Anyone who’s bathed with a loofah knows: Its lathering skills are legendary. No other soap carrier can hold a sud to the loofah’s ability to generate copious, instantaneous foam at the slightest brush across your skin. And the volume! A wash cloth could never.
But whether you prefer the soft, synthetic mesh loofahs available for $US2 ($3) at Target, or the the neutral-coloured kind made from actual gourds, unfortunately, they’re kinda nasty. They need to be replaced often — probably more often that you think.
What’s growing in your loofah?
While loofahs may start as pristine beacons of hygiene, over time, they become breeding grounds for bacteria. As the loofah spreads soap around your body, it’s performing another primary function: exfoliation.
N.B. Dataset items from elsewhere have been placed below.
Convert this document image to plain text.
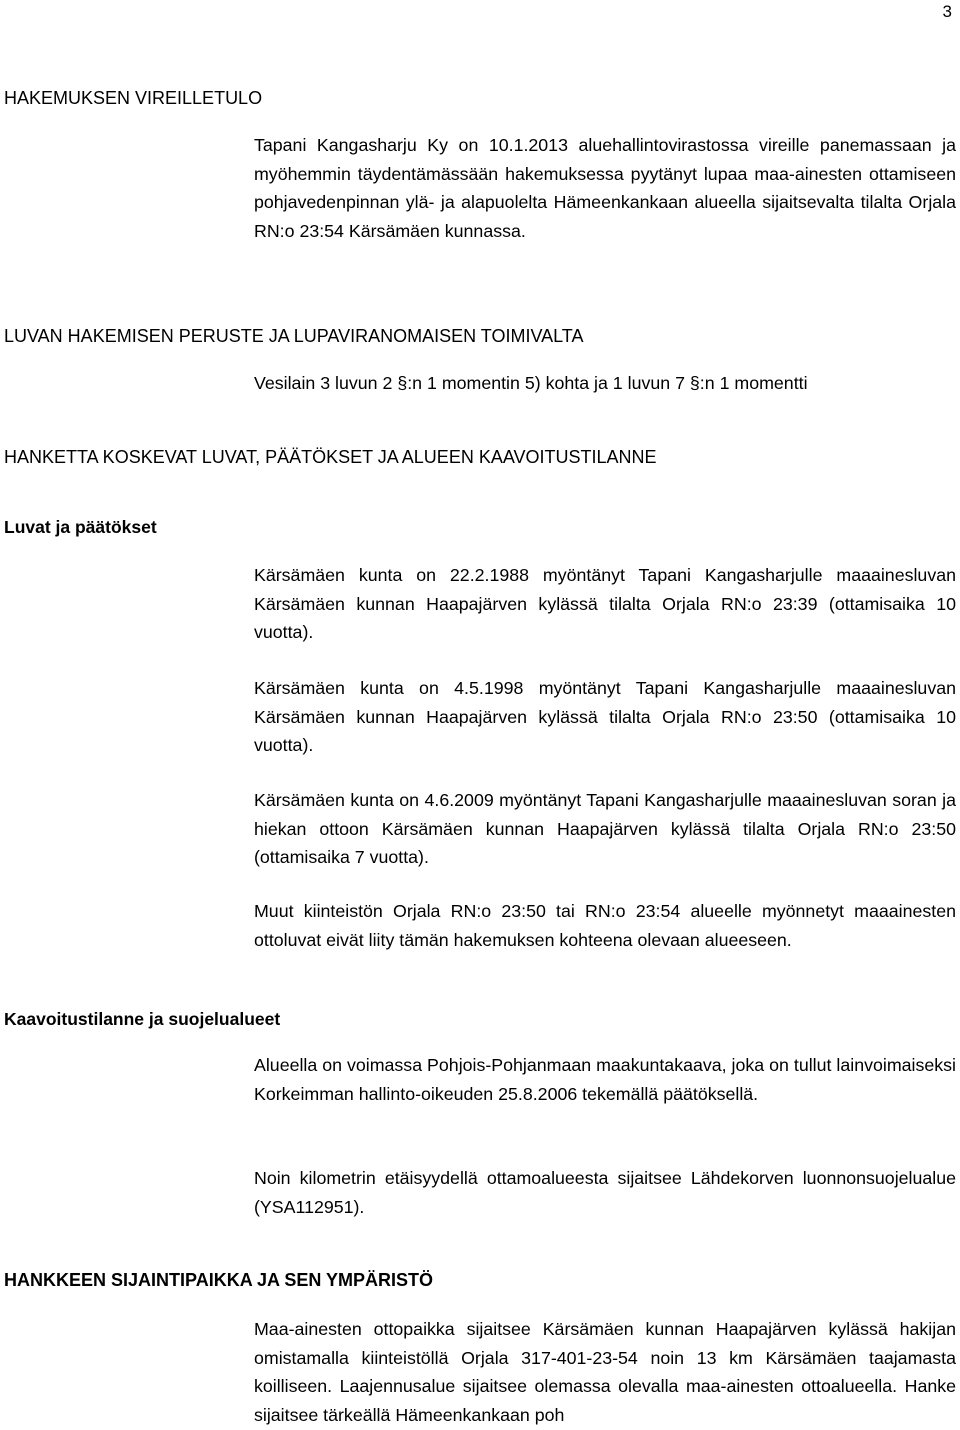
3
HAKEMUKSEN VIREILLETULO
Tapani Kangasharju Ky on 10.1.2013 aluehallintovirastossa vireille panemassaan ja myöhemmin täydentämässään hakemuksessa pyytänyt lupaa maa-ainesten ottamiseen pohjavedenpinnan ylä- ja alapuolelta Hämeenkankaan alueella sijaitsevalta tilalta Orjala RN:o 23:54 Kärsämäen kunnassa.
LUVAN HAKEMISEN PERUSTE JA LUPAVIRANOMAISEN TOIMIVALTA
Vesilain 3 luvun 2 §:n 1 momentin 5) kohta ja 1 luvun 7 §:n 1 momentti
HANKETTA KOSKEVAT LUVAT, PÄÄTÖKSET JA ALUEEN KAAVOITUSTILANNE
Luvat ja päätökset
Kärsämäen kunta on 22.2.1988 myöntänyt Tapani Kangasharjulle maaainesluvan Kärsämäen kunnan Haapajärven kylässä tilalta Orjala RN:o 23:39 (ottamisaika 10 vuotta).
Kärsämäen kunta on 4.5.1998 myöntänyt Tapani Kangasharjulle maaainesluvan Kärsämäen kunnan Haapajärven kylässä tilalta Orjala RN:o 23:50 (ottamisaika 10 vuotta).
Kärsämäen kunta on 4.6.2009 myöntänyt Tapani Kangasharjulle maaainesluvan soran ja hiekan ottoon Kärsämäen kunnan Haapajärven kylässä tilalta Orjala RN:o 23:50 (ottamisaika 7 vuotta).
Muut kiinteistön Orjala RN:o 23:50 tai RN:o 23:54 alueelle myönnetyt maaainesten ottoluvat eivät liity tämän hakemuksen kohteena olevaan alueeseen.
Kaavoitustilanne ja suojelualueet
Alueella on voimassa Pohjois-Pohjanmaan maakuntakaava, joka on tullut lainvoimaiseksi Korkeimman hallinto-oikeuden 25.8.2006 tekemällä päätöksellä.
Noin kilometrin etäisyydellä ottamoalueesta sijaitsee Lähdekorven luonnonsuojelualue (YSA112951).
HANKKEEN SIJAINTIPAIKKA JA SEN YMPÄRISTÖ
Maa-ainesten ottopaikka sijaitsee Kärsämäen kunnan Haapajärven kylässä hakijan omistamalla kiinteistöllä Orjala 317-401-23-54 noin 13 km Kärsämäen taajamasta koilliseen. Laajennusalue sijaitsee olemassa olevalla maa-ainesten ottoalueella. Hanke sijaitsee tärkeällä Hämeenkankaan poh
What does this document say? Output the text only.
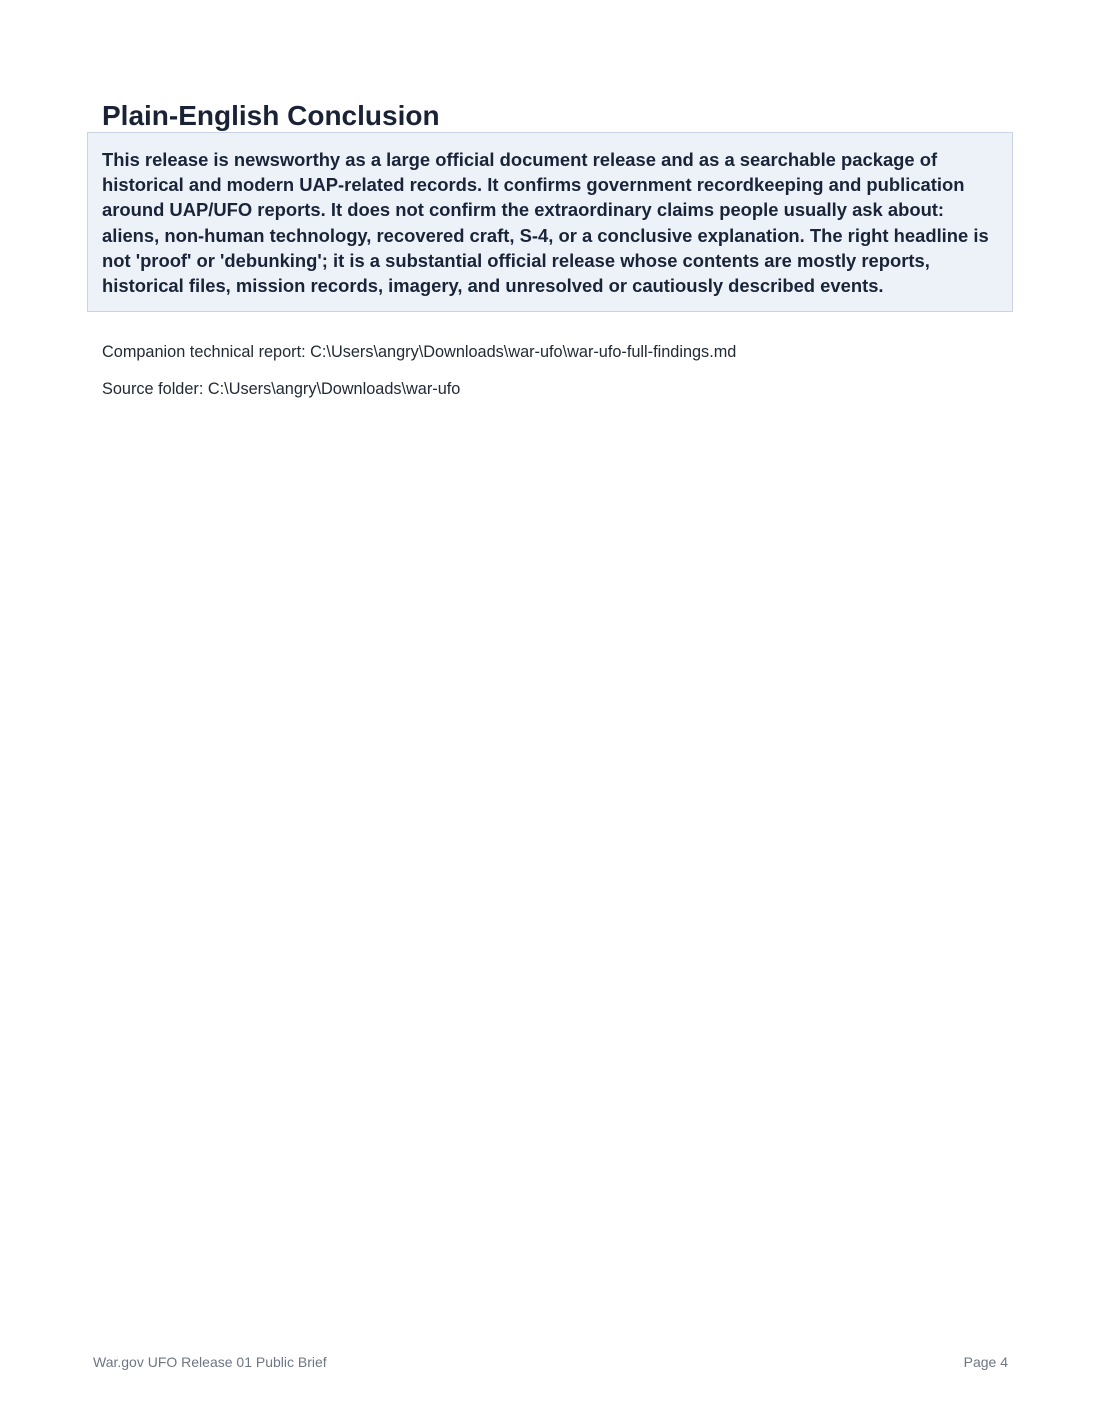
Plain-English Conclusion

This release is newsworthy as a large official document release and as a searchable package of historical and modern UAP-related records. It confirms government recordkeeping and publication around UAP/UFO reports. It does not confirm the extraordinary claims people usually ask about: aliens, non-human technology, recovered craft, S-4, or a conclusive explanation. The right headline is not 'proof' or 'debunking'; it is a substantial official release whose contents are mostly reports, historical files, mission records, imagery, and unresolved or cautiously described events.

Companion technical report: C:\Users\angry\Downloads\war-ufo\war-ufo-full-findings.md

Source folder: C:\Users\angry\Downloads\war-ufo

War.gov UFO Release 01 Public Brief	Page 4
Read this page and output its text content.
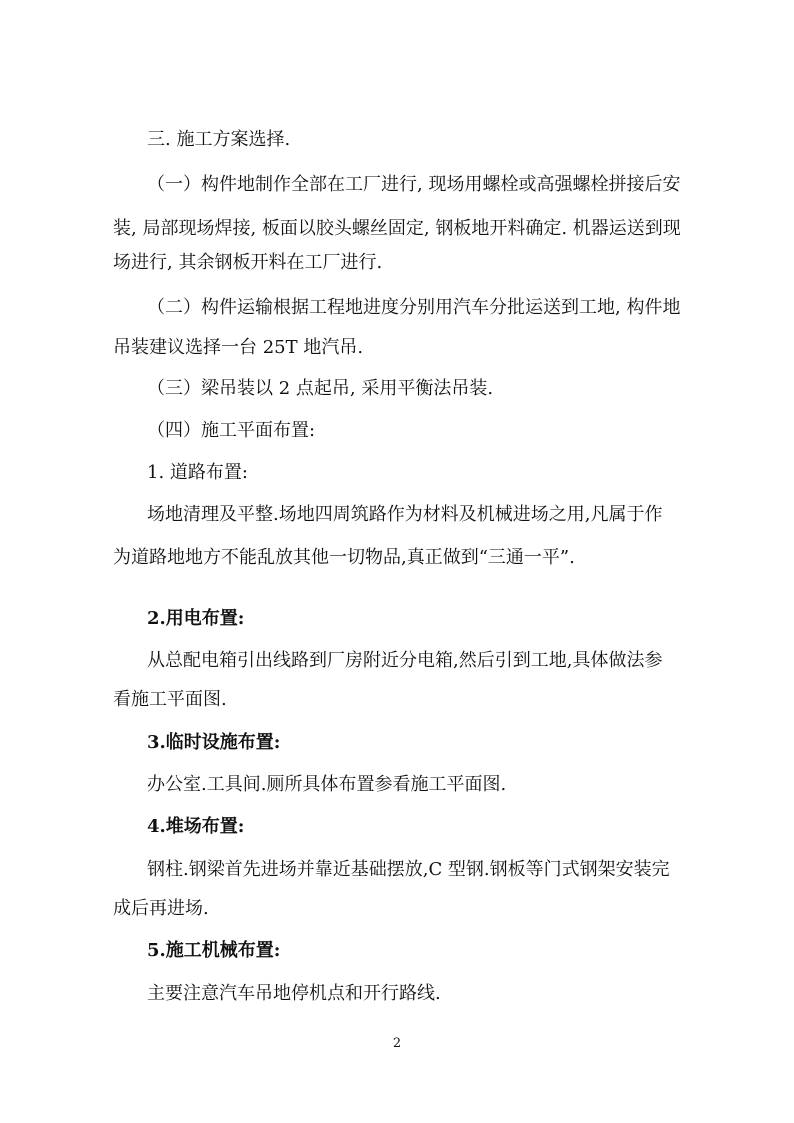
三. 施工方案选择.
（一）构件地制作全部在工厂进行, 现场用螺栓或高强螺栓拼接后安
装, 局部现场焊接, 板面以胶头螺丝固定, 钢板地开料确定. 机器运送到现
场进行, 其余钢板开料在工厂进行.
（二）构件运输根据工程地进度分别用汽车分批运送到工地, 构件地
吊装建议选择一台 25T 地汽吊.
（三）梁吊装以 2 点起吊, 采用平衡法吊装.
（四）施工平面布置:
1. 道路布置:
场地清理及平整.场地四周筑路作为材料及机械进场之用,凡属于作
为道路地地方不能乱放其他一切物品,真正做到“三通一平”.
2.用电布置:
从总配电箱引出线路到厂房附近分电箱,然后引到工地,具体做法参
看施工平面图.
3.临时设施布置:
办公室.工具间.厕所具体布置参看施工平面图.
4.堆场布置:
钢柱.钢梁首先进场并靠近基础摆放,C 型钢.钢板等门式钢架安装完
成后再进场.
5.施工机械布置:
主要注意汽车吊地停机点和开行路线.
2
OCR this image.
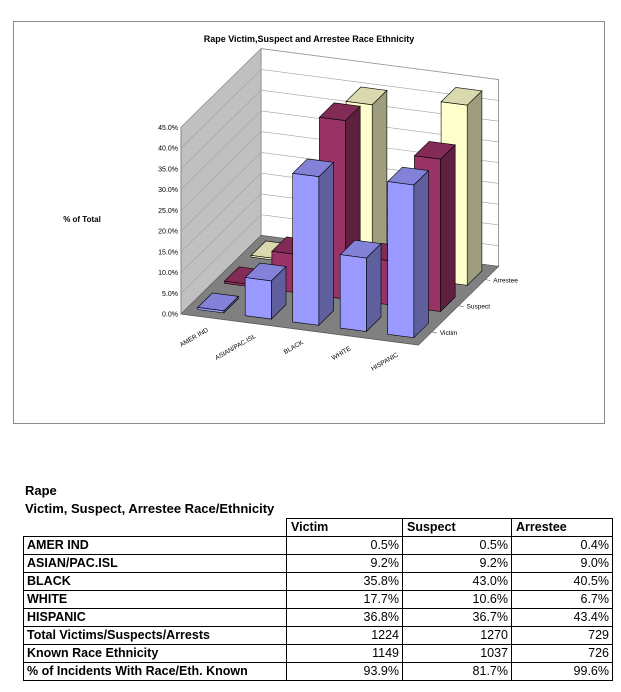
Rape Victim,Suspect and Arrestee Race Ethnicity
% of Total
0.0%
5.0%
10.0%
15.0%
20.0%
25.0%
30.0%
35.0%
40.0%
45.0%
AMER IND ASIAN/PAC.ISL	BLACK	WHITE	HISPANIC
Arrestee
Suspect
Victim
Rape
Victim, Suspect, Arrestee Race/Ethnicity
	Victim	Suspect	Arrestee
AMER IND	0.5%	0.5%	0.4%
ASIAN/PAC.ISL	9.2%	9.2%	9.0%
BLACK	35.8%	43.0%	40.5%
WHITE	17.7%	10.6%	6.7%
HISPANIC	36.8%	36.7%	43.4%
Total Victims/Suspects/Arrests	1224	1270	729
Known Race Ethnicity	1149	1037	726
% of Incidents With Race/Eth. Known	93.9%	81.7%	99.6%
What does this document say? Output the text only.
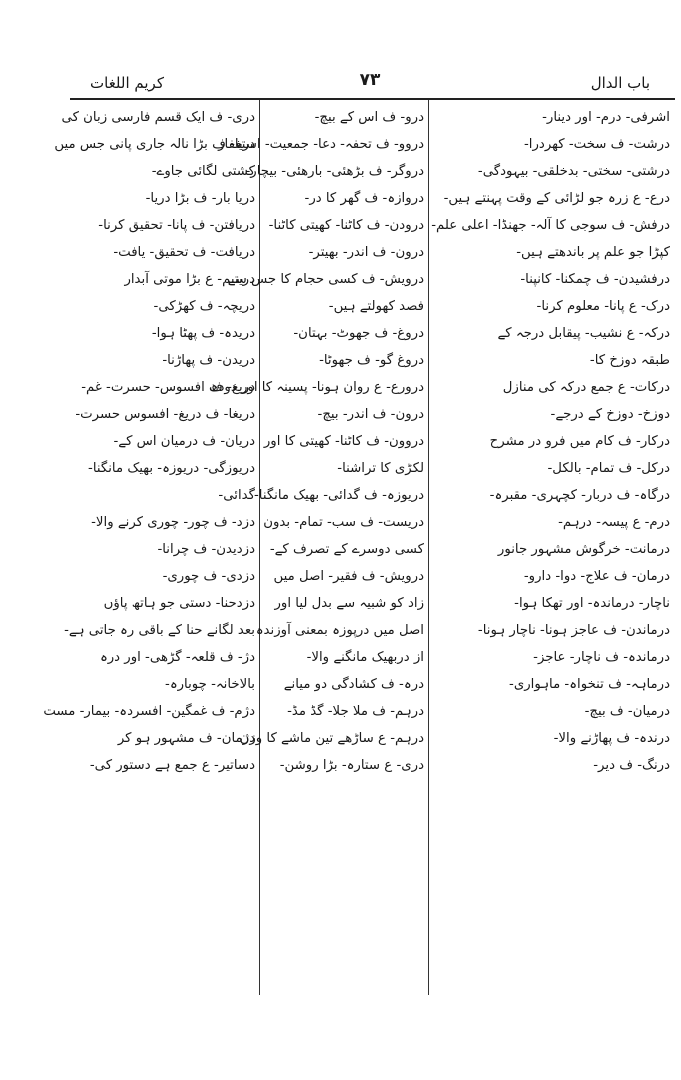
باب الدال
۷۳
کریم اللغات
اشرفی- درم- اور دینار-
درشت- ف سخت- کھردرا-
درشتی- سختی- بدخلقی- بیہودگی-
درع- ع زرہ جو لڑائی کے وقت پہنتے ہیں-
درفش- ف سوجی کا آلہ- جھنڈا- اعلی علم-
کپڑا جو علم پر باندھتے ہیں-
درفشیدن- ف چمکنا- کانپنا-
درک- ع پانا- معلوم کرنا-
درکہ- ع نشیب- پیقابل درجہ کے
طبقہ دوزخ کا-
درکات- ع جمع درکہ کی منازل
دوزخ- دوزخ کے درجے-
درکار- ف کام میں فرو در مشرح
درکل- ف تمام- بالکل-
درگاہ- ف دربار- کچہری- مقبرہ-
درم- ع پیسہ- درہم-
درمانت- خرگوش مشہور جانور
درمان- ف علاج- دوا- دارو-
ناچار- درماندہ- اور تھکا ہوا-
درماندن- ف عاجز ہونا- ناچار ہونا-
درماندہ- ف ناچار- عاجز-
درماہہ- ف تنخواہ- ماہواری-
درمیان- ف بیچ-
درندہ- ف پھاڑنے والا-
درنگ- ف دیر-
درو- ف اس کے بیچ-
دروو- ف تحفہ- دعا- جمعیت- استغفار
دروگر- ف بڑھئی- بارھئی- بیچار-
دروازہ- ف گھر کا در-
درودن- ف کاٹنا- کھیتی کاٹنا-
درون- ف اندر- بھیتر-
درویش- ف کسی حجام کا جس سے
فصد کھولتے ہیں-
دروغ- ف جھوٹ- بہتان-
دروغ گو- ف جھوٹا-
درورع- ع روان ہونا- پسینہ کا اور دودھ
درون- ف اندر- بیچ-
دروون- ف کاٹنا- کھیتی کا اور
لکڑی کا تراشنا-
دریوزہ- ف گدائی- بھیک مانگنا-
دریست- ف سب- تمام- بدون
کسی دوسرے کے تصرف کے-
درویش- ف فقیر- اصل میں
زاد کو شبیہ سے بدل لیا اور
اصل میں درپوزہ بمعنی آوزندہ
از دربھیک مانگنے والا-
درہ- ف کشادگی دو میانے
درہم- ف ملا جلا- گڈ مڈ-
درہم- ع ساڑھے تین ماشے کا وزن
دری- ع ستارہ- بڑا روشن-
دری- ف ایک قسم فارسی زبان کی
دریا- ف بڑا نالہ جاری پانی جس میں
کشتی لگائی جاوے-
دریا بار- ف بڑا دریا-
دریافتن- ف پانا- تحقیق کرنا-
دریافت- ف تحقیق- یافت-
دریتیم- ع بڑا موتی آبدار
دریچہ- ف کھڑکی-
دریدہ- ف پھٹا ہوا-
دریدن- ف پھاڑنا-
دریغ- ف افسوس- حسرت- غم-
دریغا- ف دریغ- افسوس حسرت-
دریان- ف درمیان اس کے-
دریوزگی- دریوزہ- بھیک مانگنا-
گدائی-
دزد- ف چور- چوری کرنے والا-
دزدیدن- ف چرانا-
دزدی- ف چوری-
دزدحنا- دستی جو ہاتھ پاؤں
بعد لگانے حنا کے باقی رہ جاتی ہے-
دژ- ف قلعہ- گڑھی- اور درہ
بالاخانہ- چوبارہ-
دژم- ف غمگین- افسردہ- بیمار- مست
دژمان- ف مشہور ہو کر
دساتیر- ع جمع ہے دستور کی-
Its fibrous nature does a bang-up job scrubbing dead skin cells off your body, which is good. But that dead skin gets trapped in the loofah’s fibre matrix, then hangs out in the moist, humid environment of your shower, never getting dry — which is bad.
As board-certified dermatologist Dr. Michele Green told the Huffington Post, when a loofah doesn’t dry properly, bacteria — which like to eat organic matter — grow. And the next time you use it, “The loofah is spreading yesterday’s dirt (and bacteria) back on your body.”
According to a study published in the Journal of Clinical Microbiology, “Loofah sponges can serve as a reservoir and a vehicle for the transmission of potentially pathogenic (bacterial) species to the human skin.” It adds, “Bacterial overgrowth…literally takes place overnight.” One of those potentially pathogenic bacteria is staphylococcus, which can enter via small nicks or scabs in your skin, causing a staph infection. For this reason, it’s not recommended to use one right after shaving, or if you have any open cuts.
How to care for your loofah
While this all sounds quite ominous, if you’re not ready to ditch your loofah, there are ways you can use them more hygienically. Manufacturers, and many online sources, recommend removing your loofah from the shower to dry near an open window. However, the authors of the Journal of Clinical Microbiology study note that this process does little to reduce the numbers of bacteria present; you’d need to dry it for more than two weeks to see a significant reduction.
Instead, they recommend disinfecting it “with hypochlorite (10%) at regular intervals.” New York-based dermatologist Dr. Sejal Shah seconded this recommendation when she told WomensHealthMag.com that loofahs should be soaked in a diluted bleach solution for five minutes once a week. (Or, as the Cleveland Clinic writes, it’s one of the many unexpected items that can be cleaned in your dishwasher.)
When to replace your loofah
“Replace it frequently — every 3 to 4 weeks for the natural kind and every 2 months for a plastic pouf,” Shah says, and sooner if you notice any mould or a mildewy smell. Or, switch to a washcloth.